The main task is from Inductive Logic Programming (ILP) area. The task related to ANN is inspired by paper below but is applied to more complex case.Learning an approximation to clause evaluation function
The main task is the search of the best theory (hypothesis) that subsumes bottom theory (most specific hypothesis), that covers as many positive examples as possible, and covers as few negative examples as possible and has minimal description length.
The input data consist from the several records. The records represent the set of clauses (theory/hypothesis). Every record represents the single clause which is the set of literals (possible empty). The clause is encoded via bit vector where every bit indicates if the literal is dropped or active. Bottom clause's bit vector is filled with 1's. A record contain numeric vector is #'s of occurrences of a literal in the clause. The vector is associated with bit vector. A record's length (i.e. bit vector and numeric vector length) may vary. Every record contain also the fixed number of numeric values whose representation is trivial.

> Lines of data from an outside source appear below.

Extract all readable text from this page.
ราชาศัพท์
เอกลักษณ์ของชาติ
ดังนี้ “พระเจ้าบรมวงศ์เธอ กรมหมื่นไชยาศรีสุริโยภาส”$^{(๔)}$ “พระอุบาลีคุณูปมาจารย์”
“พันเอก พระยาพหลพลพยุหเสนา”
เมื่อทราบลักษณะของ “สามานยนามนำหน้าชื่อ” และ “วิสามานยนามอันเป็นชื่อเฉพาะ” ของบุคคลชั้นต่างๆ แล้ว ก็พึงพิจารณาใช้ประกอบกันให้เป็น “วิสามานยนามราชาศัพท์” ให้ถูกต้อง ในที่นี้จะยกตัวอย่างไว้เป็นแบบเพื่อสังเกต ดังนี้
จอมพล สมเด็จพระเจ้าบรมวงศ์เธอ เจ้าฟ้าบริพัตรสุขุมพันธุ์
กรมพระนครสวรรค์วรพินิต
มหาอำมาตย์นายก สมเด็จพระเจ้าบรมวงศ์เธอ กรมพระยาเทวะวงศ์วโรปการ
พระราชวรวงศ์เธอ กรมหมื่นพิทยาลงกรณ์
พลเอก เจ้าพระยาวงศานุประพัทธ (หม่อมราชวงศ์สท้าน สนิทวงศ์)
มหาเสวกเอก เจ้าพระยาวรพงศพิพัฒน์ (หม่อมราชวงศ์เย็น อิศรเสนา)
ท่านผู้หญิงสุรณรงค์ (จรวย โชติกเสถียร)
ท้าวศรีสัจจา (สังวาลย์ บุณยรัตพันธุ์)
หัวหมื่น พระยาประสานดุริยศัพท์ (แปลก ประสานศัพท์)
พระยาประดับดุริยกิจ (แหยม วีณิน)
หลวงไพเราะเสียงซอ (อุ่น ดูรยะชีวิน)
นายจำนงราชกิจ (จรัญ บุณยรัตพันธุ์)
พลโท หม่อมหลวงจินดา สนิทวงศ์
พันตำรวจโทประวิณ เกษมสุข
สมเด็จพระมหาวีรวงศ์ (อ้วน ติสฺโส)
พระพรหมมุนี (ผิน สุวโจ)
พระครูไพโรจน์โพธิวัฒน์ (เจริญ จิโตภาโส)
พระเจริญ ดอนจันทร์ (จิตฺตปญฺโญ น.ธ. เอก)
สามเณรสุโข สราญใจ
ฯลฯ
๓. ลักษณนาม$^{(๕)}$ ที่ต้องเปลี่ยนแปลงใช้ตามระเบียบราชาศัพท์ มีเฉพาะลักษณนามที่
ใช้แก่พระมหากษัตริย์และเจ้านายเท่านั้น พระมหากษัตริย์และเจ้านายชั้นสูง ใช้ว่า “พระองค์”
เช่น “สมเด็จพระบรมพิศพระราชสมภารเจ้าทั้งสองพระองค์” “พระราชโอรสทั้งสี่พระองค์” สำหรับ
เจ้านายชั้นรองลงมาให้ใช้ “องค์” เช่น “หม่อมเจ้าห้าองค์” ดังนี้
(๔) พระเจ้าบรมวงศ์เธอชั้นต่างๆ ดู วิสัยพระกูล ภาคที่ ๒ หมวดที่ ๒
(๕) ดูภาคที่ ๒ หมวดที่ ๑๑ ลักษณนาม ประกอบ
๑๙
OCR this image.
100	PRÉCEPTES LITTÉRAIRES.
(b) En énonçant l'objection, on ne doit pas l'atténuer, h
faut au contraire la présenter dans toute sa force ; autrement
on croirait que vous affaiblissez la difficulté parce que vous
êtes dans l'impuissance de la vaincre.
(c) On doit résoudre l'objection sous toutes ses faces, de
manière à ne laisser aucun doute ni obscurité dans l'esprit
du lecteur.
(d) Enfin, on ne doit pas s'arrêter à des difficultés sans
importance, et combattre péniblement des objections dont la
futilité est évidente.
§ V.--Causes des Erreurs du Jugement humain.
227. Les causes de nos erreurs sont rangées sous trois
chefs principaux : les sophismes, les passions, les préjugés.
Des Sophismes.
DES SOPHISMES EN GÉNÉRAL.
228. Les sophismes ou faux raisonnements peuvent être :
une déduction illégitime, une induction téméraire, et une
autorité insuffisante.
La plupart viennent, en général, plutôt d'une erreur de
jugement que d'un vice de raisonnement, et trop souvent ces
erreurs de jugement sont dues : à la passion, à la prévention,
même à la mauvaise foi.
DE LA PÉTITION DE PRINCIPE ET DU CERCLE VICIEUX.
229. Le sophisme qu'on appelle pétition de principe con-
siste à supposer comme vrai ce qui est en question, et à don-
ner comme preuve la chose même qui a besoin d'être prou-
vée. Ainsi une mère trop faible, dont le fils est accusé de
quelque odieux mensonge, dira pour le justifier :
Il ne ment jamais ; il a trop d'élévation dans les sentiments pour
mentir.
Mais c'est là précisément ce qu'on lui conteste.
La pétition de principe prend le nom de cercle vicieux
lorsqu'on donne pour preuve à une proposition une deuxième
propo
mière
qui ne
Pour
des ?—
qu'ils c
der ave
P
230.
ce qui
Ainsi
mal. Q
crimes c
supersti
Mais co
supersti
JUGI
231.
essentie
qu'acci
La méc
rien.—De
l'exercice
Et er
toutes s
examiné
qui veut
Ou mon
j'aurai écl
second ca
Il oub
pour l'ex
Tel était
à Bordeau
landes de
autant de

The output is 2 numbers. Their values (both in the range [0.0, 1.0]) are coverages for positive and negative examples.
So, my question is: How to represent/normalize these records for the NN? In particular, is there a (tricky) way to represent the bit vector compactly? Its length can be up to a few thousands.
Also, I'd like to mention about learning mode(s). The NN may learn fitness function approximation in 'online' mode from real data, i.e. in parallel with main searching. In this mode all the training samples have the same clauses length schema.
It may learn in 'offline' mode from abstract (generated) datasets, and, finally, in both modes. It's unclear for me is it necessary to consider 2nd and 3rd cases (I think they are significantly complicated input data format to the NN).